Autor: Nils Kahlefendt

Podcast-Host: Katja Gasser, künstlerische Leiterin des österreichischen Gastlandprojekts (c) Ingo Pertramer

Leben und Schreiben
20. Dezember 2022
Intelligent und unterhaltsam: Der Podcast „Literaturgespräche aus dem Rosa Salon“ mit Katja Gasser verkürzt die Zeit bis zum Gastlandauftritts Österreichs im Frühjahr.
Autor: Nils Kahlefendt

Podcast-Host: Katja Gasser, künstlerische Leiterin des österreichischen Gastlandprojekts (c) Ingo Pertramer

Leben und Schreiben
20. Dezember 2022
Intelligent und unterhaltsam: Der Podcast „Literaturgespräche aus dem Rosa Salon“ mit Katja Gasser verkürzt die Zeit bis zum Gastlandauftritts Österreichs im Frühjahr.

In der täglich größer werdenden wundersamen Welt der Podcasts wird viel geredet. Die Halbwertzeit des großen Palavers ist oft recht kurz. Wenn sich Katja Gasser in ihrem Podcast den Luxus erlaubt, abseits des Tagesgeschäfts mit österreichischen Schriftstellerinnen und Schriftstellern über das Leben und das Schreiben zu sprechen, und darüber, wie beides zusammenwirkt, scheint sie intuitiv einem Diktum zu folgen: Wieso allgemein bleiben, wenn es auch persönlich geht? Was das bedeutet, kann man als Hörer etwa in Folge Zwei erfahren, die nicht lange nach Beginn des russischen Angriffskriegs auf die Ukraine mit der österreichisch-ukrainischen Autorin und Tanja Maljartschuk aufgezeichnet wurde. 

Zu diesem Zeitpunkt war die Bachmannpreisträgerin des Jahres 2018 in ungezählten Interviews wider Willen zur Erklärerin der Ukraine und zur Kommentatorin der schrecklichen Ereignisse im Land ihrer Herkunft geworden. Als Gasser Maljartschuk auf ihre „tollen Haare“ anspricht, bricht es aus der Autorin heraus: „Ich habe gestern erst verstanden, dass der Frühling angekommen ist, überall blühen die Bäume und zwitschern die Vögel. Ich habe das alles übersehen!
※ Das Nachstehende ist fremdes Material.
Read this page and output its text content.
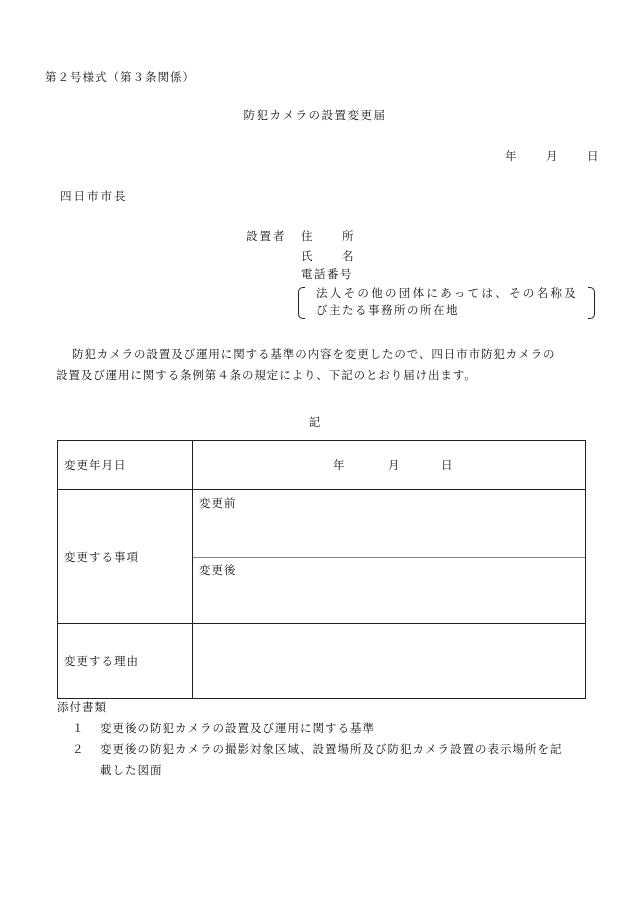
第２号様式（第３条関係）
防犯カメラの設置変更届
年 月 日
四日市市長
設置者 住 所
氏 名
電話番号
法人その他の団体にあっては、その名称及
び主たる事務所の所在地
防犯カメラの設置及び運用に関する基準の内容を変更したので、四日市市防犯カメラの
設置及び運用に関する条例第４条の規定により、下記のとおり届け出ます。
記
変更年月日	年 月 日

変更する事項	変更前
変更後

変更する理由	
添付書類
１ 変更後の防犯カメラの設置及び運用に関する基準
２ 変更後の防犯カメラの撮影対象区域、設置場所及び防犯カメラ設置の表示場所を記
載した図面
Ich bin noch immer im Februar 2022, fühle mich wie gefesselt – dieser Krieg hat aus mir ein Monster gemacht.“ Auf diesen Moment angesprochen, in dem beide Frauen kurz davor zu stehen scheinen, in Tränen auszubrechen, sagt Gasser, dass sie sich Teile dieses intensiven Dialogs „für immer“ merken wird. „Ich habe in jeder Episode etwas gelernt, etwas erfahren, was ich bis dahin nicht gewusst habe.“ Es soll „um etwas gehen“, das ist Gassers Anspruch, für den Podcast und fürs Gastland-Programm insgesamt: „Wir möchten eine gute Mischung zwischen einer ‚humanistischen Heiterkeit’ und einem ‚sehr ernst gemeinten Ernst’ finden.“  

Der Podcast „Literaturgespräche aus dem Rosa Salon“ ist Teil des Gastlandauftritts Österreichs auf der Leipziger Buchmesse 2023. Seit März 2022 erscheinen die Folgen zweiwöchentlich, mit Ausnahme einer kleinen Sommerpause. Bis zum April 2023 will Gasser möglichst viele Autorinnen und Autoren vorstellen – alle werden beim Gastlandauftritt dabei sein. Bei der Auswahl ihrer Gesprächspartner*innen wägt die Kuratorin beständig ab; sie möchte ein möglichst „polyperspektivisches Bild“ zeichnen und dabei berühmte Namen und Newcomer gleichermaßen berücksichtigen. 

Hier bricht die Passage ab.